Do you see an error when you change it. Services that do not run as root to use privileged ports that are bellow 1024 need special permissions.

No, I am not seeing any errors
(It is not reporting any error when restarting the jitsi-videobridge2 service and there don’t seem to be errors in /var/log/jitsi/jvb.log. Are there other places I should check?)

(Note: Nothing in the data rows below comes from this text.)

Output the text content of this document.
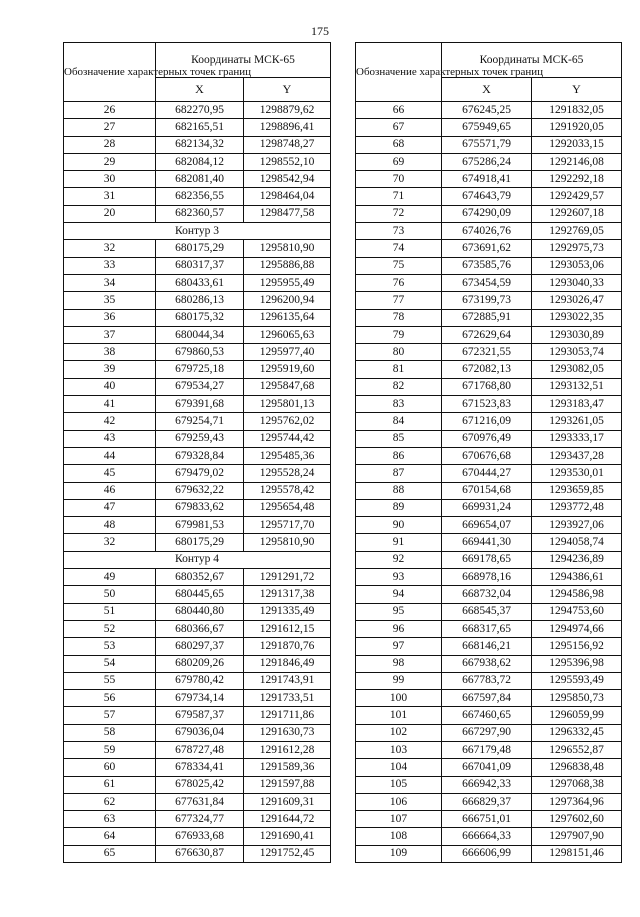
175
Обозначение характерных точек границ	Координаты МСК-65	
	X	Y
26	682270,95	1298879,62
27	682165,51	1298896,41
28	682134,32	1298748,27
29	682084,12	1298552,10
30	682081,40	1298542,94
31	682356,55	1298464,04
20	682360,57	1298477,58
Контур 3		
32	680175,29	1295810,90
33	680317,37	1295886,88
34	680433,61	1295955,49
35	680286,13	1296200,94
36	680175,32	1296135,64
37	680044,34	1296065,63
38	679860,53	1295977,40
39	679725,18	1295919,60
40	679534,27	1295847,68
41	679391,68	1295801,13
42	679254,71	1295762,02
43	679259,43	1295744,42
44	679328,84	1295485,36
45	679479,02	1295528,24
46	679632,22	1295578,42
47	679833,62	1295654,48
48	679981,53	1295717,70
32	680175,29	1295810,90
Контур 4		
49	680352,67	1291291,72
50	680445,65	1291317,38
51	680440,80	1291335,49
52	680366,67	1291612,15
53	680297,37	1291870,76
54	680209,26	1291846,49
55	679780,42	1291743,91
56	679734,14	1291733,51
57	679587,37	1291711,86
58	679036,04	1291630,73
59	678727,48	1291612,28
60	678334,41	1291589,36
61	678025,42	1291597,88
62	677631,84	1291609,31
63	677324,77	1291644,72
64	676933,68	1291690,41
65	676630,87	1291752,45
Обозначение характерных точек границ	Координаты МСК-65	
	X	Y
66	676245,25	1291832,05
67	675949,65	1291920,05
68	675571,79	1292033,15
69	675286,24	1292146,08
70	674918,41	1292292,18
71	674643,79	1292429,57
72	674290,09	1292607,18
73	674026,76	1292769,05
74	673691,62	1292975,73
75	673585,76	1293053,06
76	673454,59	1293040,33
77	673199,73	1293026,47
78	672885,91	1293022,35
79	672629,64	1293030,89
80	672321,55	1293053,74
81	672082,13	1293082,05
82	671768,80	1293132,51
83	671523,83	1293183,47
84	671216,09	1293261,05
85	670976,49	1293333,17
86	670676,68	1293437,28
87	670444,27	1293530,01
88	670154,68	1293659,85
89	669931,24	1293772,48
90	669654,07	1293927,06
91	669441,30	1294058,74
92	669178,65	1294236,89
93	668978,16	1294386,61
94	668732,04	1294586,98
95	668545,37	1294753,60
96	668317,65	1294974,66
97	668146,21	1295156,92
98	667938,62	1295396,98
99	667783,72	1295593,49
100	667597,84	1295850,73
101	667460,65	1296059,99
102	667297,90	1296332,45
103	667179,48	1296552,87
104	667041,09	1296838,48
105	666942,33	1297068,38
106	666829,37	1297364,96
107	666751,01	1297602,60
108	666664,33	1297907,90
109	666606,99	1298151,46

I assume it’s working fine on port 86 though because:

  1. video/audio is working in the browser, it’s just the app that doesn’t work
  2. I am seeing activity on port 86 with ngrep udp port 86 and none on 10000
  3. it keeps working even if I don’t forward port 10000 on my router (so traffic on upd/10000 couldn’t even get to the jitsi machine, so it can’t be using that port). also netstat says nothing is actually running on port 10000

I have attached the latest messages from /var/log/jitsi/jvb.log and /var/log/jitsi/jicofo.log after restarting these services and then connecting with 2 clients and also my jvb config, maybe that helps?
(I have redacted some values: XX.XX.XX.XX is my public ip where I host the server (192.168.XX.JI locally) and the first connecting client (192.168.XX.C1 locally), YY.YY.YY.YY is the second client’s public ip. my.domain.tld is my FQDN)
jicofo.log (29.1 KB) jvb.log (42.6 KB) sip-communicator.properties (749 Bytes)

So as I said, I can’t spot any errors, only things I noticed in the jvb log are:

  • wss://my.domain.tld:443/colibri-ws/ which won’t work since my jitsi web service is running on port 85 (433 is used by another machine). Could this be the issue? How do I fix this?
  • jvbbrewery@internal.auth.my.domain.tld/focus which port is that using? I am assuming 443. Do I need to change that to 85? How?

Edit:

I have now managed to change the wss port to 85 (by changing :443 to :85 after the domain in the videobrige > websockets > domain value in /etc/jitsi/videobridge/jvs.conf) and now the websocket is working (confirmed by network inspector)

However this doesn’t change anything, it still doesn’t work with the app


Edit 2:

I monitored traffic on port udp/86 using tcpdump udp port 86 and it looks like the app is actually connecting and communicating with port 86 on my server. however, after the initial back and forth (which I assume to be some kind of handshake), there are no more packets sent.
I contrast, when I connect with two browser clients, where video works, I see the same kind of initial communication but it then continues to send traffic which I assume must be the actual videostream.